In a 2-1 decision, a Ninth Circuit panel disagreed with the plaintiffs and affirmed the dismissal. The Ninth Circuit’s holding focused on the Food, Drug, and Cosmetic Act (FDCA), and the preemptive effect that its rules have on food product labeling. Federal preemption can be a complex topic spanning constitutional and administrative law, but the process has been summarized as, “[w]hen state law and federal law conflict, federal law displaces, or preempts, state law,” under the U.S. Constitution’s Supremacy Clause. In this case, the majority held that the FDCA, as amended by the Nutrition Labeling and Education Act, created uniform rules for labeling food products, and prohibited states from creating requirements inconsistent with the federal standards.

A screen capture of the nutrition labeling requirements for fats and oils, as found in the Code of Federal Regulations. The relevant text provides that butter will have a serving size of 1 tbsp or 15 mL, while "spray types" will have a serving size of .25 grams.
Screen capture of the table listing label statements by food type, found in 21 CFR 101.12 (2022).

The opinion outlines the federal regulations that Butter! Spray was required to adhere to, which are found in FDA standards for serving sizes. A table in this regulation outlines standard serving sizes for a huge swath of food products. Relevant here are standard serving sizes for fats and oils labeled “butter, margarine, oil, shortening,” (1 tablespoon) and “spray types” (0.25 grams). The court noted that if it determined that the product would be properly classified as “butter, margarine, oil, shortening,” the “serving size on the Butter! Spray nutritional panel [would be] incorrect, as [would] the fat and calorie representations.” (Op. at 14.)

In reaching its conclusion, the Ninth Circuit noted, “[t]o decide the preemption question, we thus must resolve, based on the allegations in the complaint, whether, as a matter of law, I Can’t Believe It’s Not Butter!
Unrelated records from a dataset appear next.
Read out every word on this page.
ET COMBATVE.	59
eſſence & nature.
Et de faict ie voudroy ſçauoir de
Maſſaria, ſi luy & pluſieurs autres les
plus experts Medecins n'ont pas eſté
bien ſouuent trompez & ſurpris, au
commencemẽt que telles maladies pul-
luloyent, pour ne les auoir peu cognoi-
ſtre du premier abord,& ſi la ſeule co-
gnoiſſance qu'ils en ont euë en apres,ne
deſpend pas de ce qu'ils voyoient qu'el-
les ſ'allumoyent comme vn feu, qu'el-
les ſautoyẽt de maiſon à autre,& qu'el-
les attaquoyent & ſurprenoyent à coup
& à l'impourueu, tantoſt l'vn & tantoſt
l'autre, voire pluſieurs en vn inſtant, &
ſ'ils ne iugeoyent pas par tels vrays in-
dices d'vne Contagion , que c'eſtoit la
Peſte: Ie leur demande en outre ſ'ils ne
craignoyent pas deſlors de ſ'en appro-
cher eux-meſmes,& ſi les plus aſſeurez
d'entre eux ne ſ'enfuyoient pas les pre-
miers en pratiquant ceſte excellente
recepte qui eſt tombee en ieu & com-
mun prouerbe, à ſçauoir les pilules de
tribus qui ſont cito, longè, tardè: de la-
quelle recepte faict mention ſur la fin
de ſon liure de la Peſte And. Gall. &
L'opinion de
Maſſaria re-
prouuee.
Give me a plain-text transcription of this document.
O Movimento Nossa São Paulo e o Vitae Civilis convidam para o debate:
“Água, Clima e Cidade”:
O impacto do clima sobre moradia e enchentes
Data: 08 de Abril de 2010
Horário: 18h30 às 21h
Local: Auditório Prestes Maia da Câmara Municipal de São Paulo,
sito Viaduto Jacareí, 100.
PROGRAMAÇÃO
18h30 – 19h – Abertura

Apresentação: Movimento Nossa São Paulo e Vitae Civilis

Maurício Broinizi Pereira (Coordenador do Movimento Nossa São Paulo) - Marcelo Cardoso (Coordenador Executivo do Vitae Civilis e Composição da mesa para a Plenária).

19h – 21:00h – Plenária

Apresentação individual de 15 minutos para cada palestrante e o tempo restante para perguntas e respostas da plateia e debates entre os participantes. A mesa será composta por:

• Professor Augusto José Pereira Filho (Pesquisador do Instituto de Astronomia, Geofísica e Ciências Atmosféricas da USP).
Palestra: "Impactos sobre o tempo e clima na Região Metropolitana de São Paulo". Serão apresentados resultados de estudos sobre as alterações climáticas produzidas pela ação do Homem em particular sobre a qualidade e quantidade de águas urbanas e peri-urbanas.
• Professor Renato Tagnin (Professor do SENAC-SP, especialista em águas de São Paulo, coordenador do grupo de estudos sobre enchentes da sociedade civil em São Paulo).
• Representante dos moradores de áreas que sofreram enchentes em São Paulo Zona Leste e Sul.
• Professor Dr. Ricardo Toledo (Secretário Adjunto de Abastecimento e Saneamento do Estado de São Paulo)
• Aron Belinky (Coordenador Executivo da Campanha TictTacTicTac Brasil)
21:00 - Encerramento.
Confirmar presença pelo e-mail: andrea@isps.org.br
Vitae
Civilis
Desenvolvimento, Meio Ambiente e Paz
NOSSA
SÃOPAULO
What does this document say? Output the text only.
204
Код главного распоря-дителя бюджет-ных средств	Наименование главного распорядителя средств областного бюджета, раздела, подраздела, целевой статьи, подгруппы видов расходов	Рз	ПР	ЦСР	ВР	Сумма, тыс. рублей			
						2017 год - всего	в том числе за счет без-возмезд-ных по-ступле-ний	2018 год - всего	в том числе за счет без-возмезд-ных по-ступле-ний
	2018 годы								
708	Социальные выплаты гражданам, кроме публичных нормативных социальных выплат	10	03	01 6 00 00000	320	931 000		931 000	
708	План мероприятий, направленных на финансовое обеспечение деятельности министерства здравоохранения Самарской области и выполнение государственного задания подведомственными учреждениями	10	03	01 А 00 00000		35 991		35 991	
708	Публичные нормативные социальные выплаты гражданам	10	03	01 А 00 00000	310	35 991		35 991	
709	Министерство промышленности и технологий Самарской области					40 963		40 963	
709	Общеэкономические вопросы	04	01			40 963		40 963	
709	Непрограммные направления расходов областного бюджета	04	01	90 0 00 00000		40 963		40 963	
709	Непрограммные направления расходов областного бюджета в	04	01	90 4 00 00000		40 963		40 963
Spray should be classified as a butter/oil or a spray. As matter of legal classification, it is a spray.” (Op. at 14.) The Court then noted all the ways in which the product can be described as a “spray,” including its pump-action mechanism and the fact that the product was “dispensed in the form of droplets.” (Op. at 14-18.) The Court also emphasized that if a serving size has fewer than five calories, as the product here does, under FDA rules the “calorie content per serving ‘may be expressed as zero.'” (Op. at 10 (quoting 21 C.F.R. 101.9(c)(1)). Similarly, FDA rules require that products with under 0.5 grams of fat per serving must be labeled as having no fat (21 C.F.R. 101.9(c)(2)).

The dissent disagreed with the majority’s analysis, and asserted that the manufacturer should be required to prove that the product qualifies as a “spray” under FDA regulations. (Op. at 22-25.) In summary, the dissent concluded,

In context of the clear language of the statute and regulations, at trial the fact finder could properly find that I Can’t Believe It’s Not Butter Spray is categorized in the “butter, margarine, oil, [and] shortening” category rather than as a “spray.” Such a finding would well square with the reality that even though squirted from a bottle, the product contains the expected calories rather than zero calories.